The Dancing King
Tuesday, April 30, 2013
Pat Cleveland and Stephen Burrows, 1972. Photograph by Charles Tracy
Stephen Burrows believed in making clothes move. The New York-based fashion designer typified the gusto of the city’s downtown crowd in the 1970s and helped define the style of the disco generation through his bold and draped designs, many of which are on display now at the Museum of the City of New York’s new retrospective Stephen Burrows: When Fashion Danced.
Walking into the exhibit feels like stepping into a time machine: Viewers are instantly dropped into the late 1960s, the formative years of Burrows’s career. The first image in the gallery is a striking photograph of Grace Jones posing alluringly, wearing a metallic chain-mail top which hangs off her body, swaying in the picture. This image of Jones sets the tone for the rest of the exhibit.

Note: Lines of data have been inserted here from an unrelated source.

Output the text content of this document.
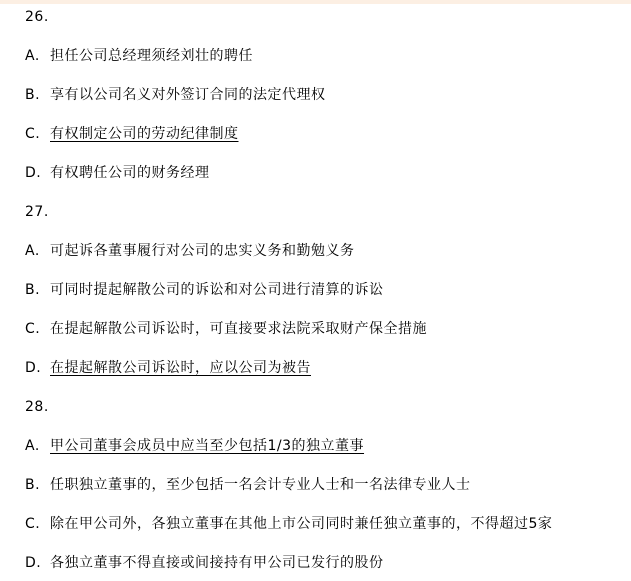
26.
A. 担任公司总经理须经刘壮的聘任
B. 享有以公司名义对外签订合同的法定代理权
C. 有权制定公司的劳动纪律制度
D. 有权聘任公司的财务经理
27.
A. 可起诉各董事履行对公司的忠实义务和勤勉义务
B. 可同时提起解散公司的诉讼和对公司进行清算的诉讼
C. 在提起解散公司诉讼时，可直接要求法院采取财产保全措施
D. 在提起解散公司诉讼时，应以公司为被告
28.
A. 甲公司董事会成员中应当至少包括1/3的独立董事
B. 任职独立董事的，至少包括一名会计专业人士和一名法律专业人士
C. 除在甲公司外，各独立董事在其他上市公司同时兼任独立董事的，不得超过5家
D. 各独立董事不得直接或间接持有甲公司已发行的股份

Actress Barbara Carrera (left) and model Karen Bjornson in matte jersey, color-block “train” dresses, 1973. Photograph by Charles Tracy
Draping was one of Burrows’ specialties, and is highlighted in the exhibit. His ability to create pieces that fall loosely over the body’s curves made all of his designs fluid and non-confining. A quote accompanies Burrows’ designs: “When they told me at the Fashion Institute of Technology that everything had to be on the straight or seams couldn’t be crooked, I just did it my way.”
Members of Stephen Burrows’s “commune” in the first collection of Stephen Burrows’ World for Henri Bendel, Central Park, 1970. Photograph by Charles Tracy
The energy of the period is enhanced by the music piping through the speakers of the room: old-school ditties by Marvin Gaye, The Supremes and Gladys Knight & the Pips.
Burrows’s aesthetic may have exemplified the youthful exuberance of the disco era, but his bold clothing and vivid colors are not lost on today’s runways. Many designer collections that incorporate animated print work and unique color combinations contain traces of Burrows. But he’ll always be remembered as the king of dance, the one who really made the garments move.
Stephen Burrows: When Fashion Danced is on view now at the Museum of the City of New York.